In the course of the morning, the troops invaded the Assembly and expelled the deputies. Some sixty representatives of the left, including Hugo, met in an apartment on Rue Blanche and proclaimed Bonaparte outside the law. The right, a larger group, met in its own headquarters, the
mairie
of the 10
th
arrondissement, and voted the deposition of Bonaparte. (‘The decree of deposition taken up and countersigned by us added weight to this outlawry, and completed the revolutionary act by the legal act . . . Some of those men who were termed “men of order” muttered while signing the degree of deposition, “Beware of the Red Republic!” and seemed to entertain an equal fear of failure and of success.') The Vincennes chasseurs came and took away the two hundred and twenty representatives – Hugo gives a list of names – from the
mairie
to the Orsay barracks. ‘Thus ended the party of Order, the Legislative Assembly and the February revolution.'
169
During this time, the left deputies, who had spent the whole day wandering from one refuge to another, decided to raise the Faubourg Saint-Germain the next day. (‘The evening wore a threatening aspect. Groups were formed on the Boulevards. As night advanced they grew larger and became mobs,
which speedily mingled together, and only formed one crowd. An enormous crowd, reinforced and agitated by tributary currents from the side streets, jostling one against another, surging, stormy, and whence ascended an ominous hum.') The following day (‘The Massacre'), ‘Louis Bonaparte had not slept. During the night he had given mysterious orders; then when morning came there was on this pale face a sort of appalling serenity.' The centre of Paris, the Marais, the Saint-Honoré quarter and that of Les Halles were covered with barricades.

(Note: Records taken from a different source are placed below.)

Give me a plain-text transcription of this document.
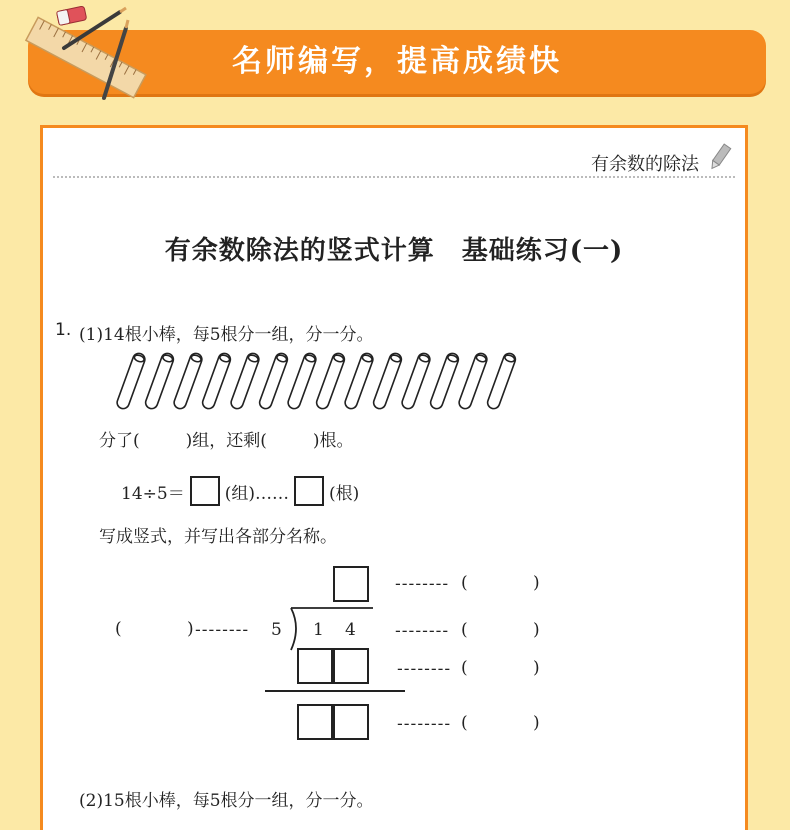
名师编写，提高成绩快
有余数的除法
有余数除法的竖式计算　基础练习(一)
1. (1)14根小棒，每5根分一组，分一分。
分了(	)组，还剩(	)根。
14÷5＝ (组)…… (根)
写成竖式，并写出各部分名称。
-------- (	)
(	) -------- 5 1 4 -------- (	)
-------- (	)
-------- (	)
(2)15根小棒，每5根分一组，分一分。
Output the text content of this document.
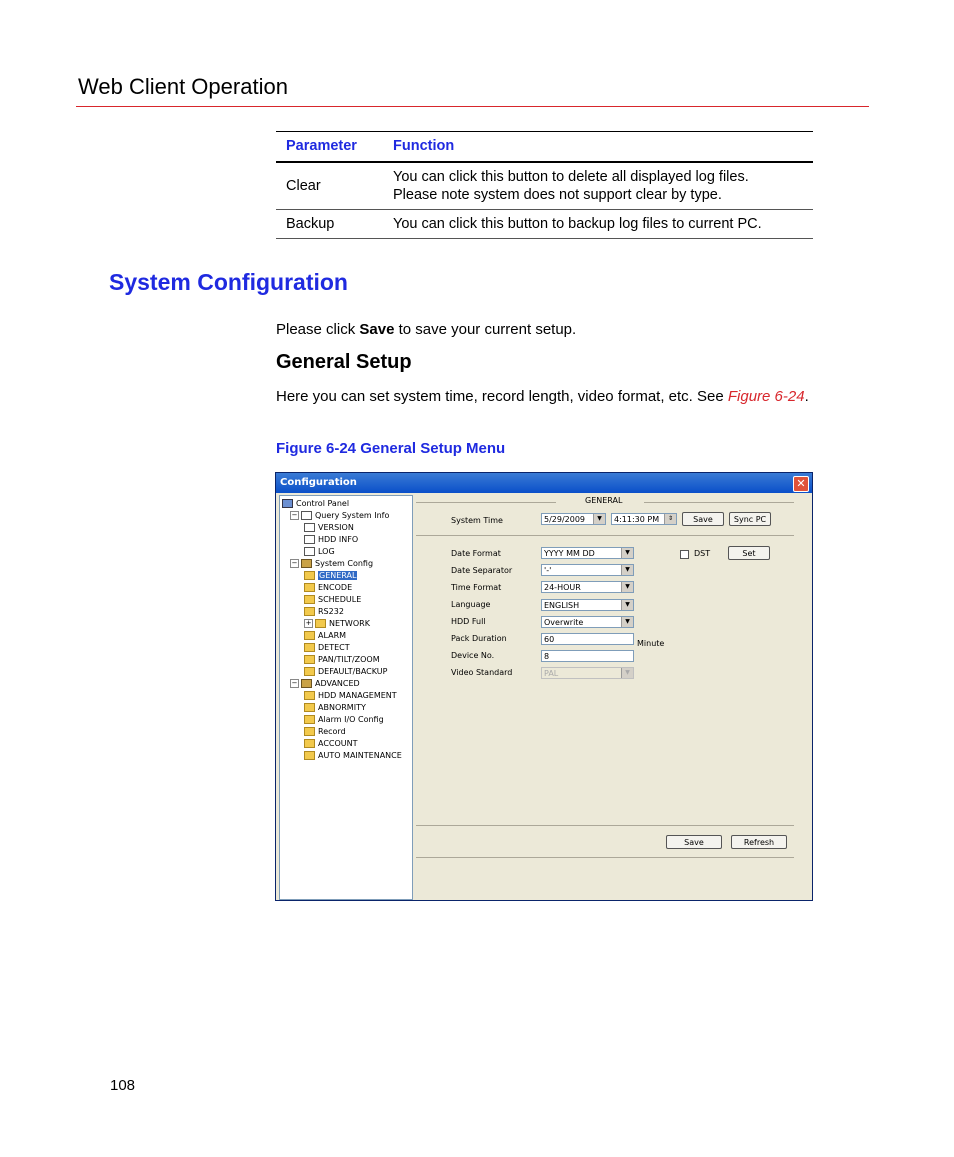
Web Client Operation
Parameter	Function
Clear	You can click this button to delete all displayed log files.
Please note system does not support clear by type.

Backup	You can click this button to backup log files to current PC.
System Configuration
Please click Save to save your current setup.
General Setup
Here you can set system time, record length, video format, etc. See Figure 6-24.
Figure 6-24 General Setup Menu
Configuration	✕
Control Panel
− Query System Info
VERSION
HDD INFO
LOG
− System Config
GENERAL
ENCODE
SCHEDULE
RS232
+ NETWORK
ALARM
DETECT
PAN/TILT/ZOOM
DEFAULT/BACKUP
− ADVANCED
HDD MANAGEMENT
ABNORMITY
Alarm I/O Config
Record
ACCOUNT
AUTO MAINTENANCE
GENERAL
System Time	5/29/2009	▼	4:11:30 PM	⇕	Save	Sync PC
Date Format	YYYY MM DD	▼	DST	Set
Date Separator	'-'	▼
Time Format	24-HOUR	▼
Language	ENGLISH	▼
HDD Full	Overwrite	▼
Pack Duration	60	Minute
Device No.	8
Video Standard	PAL	▼
Save	Refresh
108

The coup d'état seemed to be stalling. But suddenly in the afternoon there was carnage on Boulevard Montmartre. (‘In the twinkling of an eye there was butchery on the boulevard a quarter of a league long . . . A whole quarter of Paris was filled with an immense flying mass, and with a terrible cry. Everywhere sudden death. A man is expecting nothing. He falls . . . To be in the street is a Crime, to be at home is a Crime. The butchers enter the houses and slaughter . . . One brigade killed the passers-by from the Madeleine to the Opéra [Rue Le Peletier], another from the Opéra to the Gymnase; another from Boulevard Bonne Nouvelle to the Porte Saint-Denis; the 75th of the line having carried the barricade of the Porte Saint-Denis, it was no longer a fight, it was a slaughter. The massacre radiated – a word horribly true – from the boulevard into all the streets . . . Flight? Why? Concealment? To what purpose? Death ran after you quicker than you could fly.') The fourth day (‘The Victory') saw the end of a hopeless struggle, the death of Denis Dussoubs at a barricade on Rue du Cadran, the continuation of massacres and pursuit, the prisoners piled up – yet again – in the Tuileries cellars, below the terrace along the waterfront (‘They called to mind that in June, 1848, a great number of insurgents had been shut up there, and later on had been transported'), from where three hundred and thirty-seven would be taken out the next day to be shot in the courtyard of the École Militaire.